Mary Holz-Clause, director of the Value-Added Agriculture Program, said feeding cattle is the original value-added agriculture investment in Iowa.

“Corn, produced abundantly in the state, offers producers easy access to low-cost inputs when corn prices are low,” she said. “The explosion of ethanol plants in the state also provides feedlots with an additional feedstuff in co-products.”

“Iowa is producing more corn than ever,” Holz-Clause said. “Feeding corn to cattle offers a way to increase the value of the corn crop. We see this turning point as an opportunity to leverage all of Iowa’s advantages, and good managers can produce beef better in Iowa than any other region in North America because of our inherent advantage of low-cost feed inputs.”

Alongside its active role in the Value-Added Agriculture Program’s June 5 conference, the Iowa Cattlemen’s Assoc. (ICA) will be hosting its annual Summer Conference and Trade Show, June 15-16 at the Ag Information Center in Nevada, Iowa, to help state cattle producers find new avenues to increase their herds.

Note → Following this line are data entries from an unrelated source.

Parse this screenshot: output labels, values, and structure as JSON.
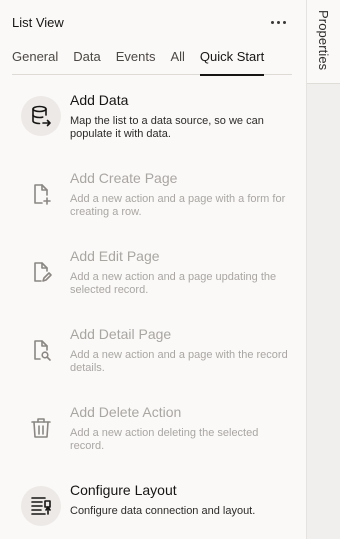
{
  "panel": {
    "title": "List View",
    "more_label": "More actions"
  },
  "tabs": [
    {
      "label": "General",
      "active": false
    },
    {
      "label": "Data",
      "active": false
    },
    {
      "label": "Events",
      "active": false
    },
    {
      "label": "All",
      "active": false
    },
    {
      "label": "Quick Start",
      "active": true
    }
  ],
  "quick_start": [
    {
      "icon": "database-icon",
      "title": "Add Data",
      "description": "Map the list to a data source, so we can populate it with data.",
      "enabled": true
    },
    {
      "icon": "add-page-icon",
      "title": "Add Create Page",
      "description": "Add a new action and a page with a form for creating a row.",
      "enabled": false
    },
    {
      "icon": "edit-page-icon",
      "title": "Add Edit Page",
      "description": "Add a new action and a page updating the selected record.",
      "enabled": false
    },
    {
      "icon": "detail-page-icon",
      "title": "Add Detail Page",
      "description": "Add a new action and a page with the record details.",
      "enabled": false
    },
    {
      "icon": "trash-icon",
      "title": "Add Delete Action",
      "description": "Add a new action deleting the selected record.",
      "enabled": false
    },
    {
      "icon": "layout-icon",
      "title": "Configure Layout",
      "description": "Configure data connection and layout.",
      "enabled": true
    }
  ],
  "side_rail": {
    "tab_label": "Properties"
  },
  "colors": {
    "active_text": "#161513",
    "disabled_text": "#a9a6a2",
    "icon_bg": "#ece9e6"
  }
}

Mick Kreidler, ICA communications director, said while many are coping with governmental regulations, ICA members are generally optimistic about Iowa’s cattle industry.

“Even as they work to comply with environmental rules, many producers are expanding their operations, in part to cover the costs of compliance,” she said.

“They also recognize that this is a good time to increase their cattle numbers, due to the availability of inexpensive feeds, as well as a better understanding of the potential benefits of expanding the livestock industry in Iowa by many lenders and other businesses that support our ag producers in Iowa.”

Like Lawrence and Holz-Clause, Kreidler said Iowa cattle producers who attend the joint VAAP/ICA June 5 conference will learn that opportunities abound right now to increase their cattle numbers with the availability of low-cost ethanol co-products.

“As more ethanol plants are built throughout the state, cattle producers are evaluating the economics, and in many cases, deciding to expand their operations to take advantage of the inexpensive feed sources from these new ethanol plants,” she said.

“As lenders and others become more aware of the positive outlook for expanding livestock numbers in the state, they will be able to help producers with their expansion plans.”

In the long run, Holz-Clause said Iowa is positioned to take advantage of emerging external factors to grow the production of high-quality beef.

“With the availability of quality feedstuffs and the Iowa mentality to embrace agriculture as the backbone of this state, the cattle industry is being viewed as a potential economic developer for Iowa.”

This farm news was published in the May 10, 2006 issue of Farm World.